When we're finding the dual function $g(\nu)$, we use the gradient of the Lagrangian:

$$\nabla_xL(x, \nu) = 2x + A^T\nu=0$$

We can obtain the solution $x = -\frac{1}{2}A^Tv$ from this. Plugging this into the dual function I get:

$$ \begin{align} g(\nu)& = L(-\frac{1}{2}A^T\nu,\ \nu)\\ & = (-\frac{1}{2}A^T\nu)^T(-\frac{1}{2}A^T\nu) + \nu^T(A(-\frac{1}{2}A^T\nu) - b) \\ & = \frac{1}{4}\nu^TAA^T\nu - \frac{1}{2}\nu^TAA^T\nu - \nu^Tb \\ & = -\frac{1}{4}\nu^TAA^T\nu - \nu^Tb\end{align}$$

However, the dual function that's in the textbook is:

$$g(\nu) = -\frac{1}{4}\nu^TAA^T\nu - b^T\nu$$

I have two questions regarding this derivation:

1. When we find the gradient of the Lagrangian, I initially thought the second term would be $\nu^TA$ because we find the derivative of $\nu^TAx$. This probably stems from my lack of understanding of vector differentiation but why is it $A\nu^T$?
2. This is similar to question 1, but in the derivation of the dual function I got $\nu^Tb$ but apparently the correct term is $b^T\nu$. When we unfold the parentheses, do vector placements usually change?

Answer 1

The second is easily disposed of: $\nu^Tb$ is a scalar—the dot product of $\nu$ and $b$—therefore $$\nu^Tb=(\nu^Tb)^T=b^T\nu.$$ It doesn’t matter which one comes first.

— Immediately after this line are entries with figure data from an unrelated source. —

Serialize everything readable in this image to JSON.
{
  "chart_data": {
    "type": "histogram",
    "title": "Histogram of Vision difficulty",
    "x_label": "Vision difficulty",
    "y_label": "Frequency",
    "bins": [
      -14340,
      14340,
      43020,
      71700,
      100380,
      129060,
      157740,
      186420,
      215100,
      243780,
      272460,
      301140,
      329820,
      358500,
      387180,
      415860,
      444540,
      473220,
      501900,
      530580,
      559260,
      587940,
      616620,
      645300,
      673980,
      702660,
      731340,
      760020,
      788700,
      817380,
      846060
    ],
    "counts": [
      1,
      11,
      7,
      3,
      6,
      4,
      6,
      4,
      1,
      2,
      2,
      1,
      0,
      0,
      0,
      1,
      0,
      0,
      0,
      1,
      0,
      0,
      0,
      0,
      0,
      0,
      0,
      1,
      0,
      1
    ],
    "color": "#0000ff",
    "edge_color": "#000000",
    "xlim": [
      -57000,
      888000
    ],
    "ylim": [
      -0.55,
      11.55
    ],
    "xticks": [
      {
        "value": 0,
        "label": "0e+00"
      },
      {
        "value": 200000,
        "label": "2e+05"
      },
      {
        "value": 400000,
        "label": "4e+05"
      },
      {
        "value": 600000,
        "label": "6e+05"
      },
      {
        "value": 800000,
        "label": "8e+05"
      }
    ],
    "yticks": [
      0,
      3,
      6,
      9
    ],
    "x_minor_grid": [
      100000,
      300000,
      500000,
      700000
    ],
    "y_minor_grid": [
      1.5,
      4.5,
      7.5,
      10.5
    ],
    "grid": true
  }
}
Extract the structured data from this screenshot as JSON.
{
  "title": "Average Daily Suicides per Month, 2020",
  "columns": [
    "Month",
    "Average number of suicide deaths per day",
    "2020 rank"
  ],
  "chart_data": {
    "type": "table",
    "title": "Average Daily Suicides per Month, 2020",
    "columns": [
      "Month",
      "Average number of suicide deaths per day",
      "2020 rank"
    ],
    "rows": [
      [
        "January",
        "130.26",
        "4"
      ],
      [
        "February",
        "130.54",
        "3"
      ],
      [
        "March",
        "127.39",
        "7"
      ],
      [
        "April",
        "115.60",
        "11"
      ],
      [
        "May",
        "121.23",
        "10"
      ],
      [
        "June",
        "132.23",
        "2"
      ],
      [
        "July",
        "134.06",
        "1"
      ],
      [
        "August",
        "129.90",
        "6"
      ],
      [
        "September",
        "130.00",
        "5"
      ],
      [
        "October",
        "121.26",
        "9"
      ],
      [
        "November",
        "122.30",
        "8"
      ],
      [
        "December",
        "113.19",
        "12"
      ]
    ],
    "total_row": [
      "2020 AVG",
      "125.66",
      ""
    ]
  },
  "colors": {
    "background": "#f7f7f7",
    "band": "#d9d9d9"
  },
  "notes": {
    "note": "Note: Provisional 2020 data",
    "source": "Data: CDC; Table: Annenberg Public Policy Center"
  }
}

As for $\nu^TAx$, its differential is indeed $\nu^TA$, but since you’re working with column vectors, $\nu^TA$ has the wrong shape: the gradient of a scalar-valued function is also a column vector. Expanding by coordinates, we have $\nu^TAx = \sum_{i,j} a_{ij} \nu_i x_j$ so that $\partial_j(\nu^TAx) = \sum_i a_{ij}\nu_i$, that is, the $j$th element of the column vector $\nabla(\nu^TAx)$ is the dot product of $\nu$ with the $j$th column of $A$, from which $\nabla(\nu^TAx) = A^T\nu$.

Answer 2

$\newcommand{\grad}{\nabla_x}$ 1) Remember, $\grad c^T x= c$, if $c$ is a constant (column) vector. An equivalent way to write this is that if $r$ is a row vector (and $x$ column vector), then $\grad rx = r\color{blue}{^T}$, i.e. we must remember to transpose the thing multiplying $x$ (put $r = c^T$ from above to see this, so $c = r^T$).

In your case, the row vector $r$ is $\nu^T A$, so $$\grad \left(\nu^T A x\right)=r^T = A^T \nu.$$

2) Recall that $\color{blue}{v^T w = w^T v}$ for all $v,w \in \Bbb{R}^n$ (since both equal $\sum\limits_{i=1}^{n} v_i w_i$). Hence $\nu^T b$ and $b^T \nu$ are both correct.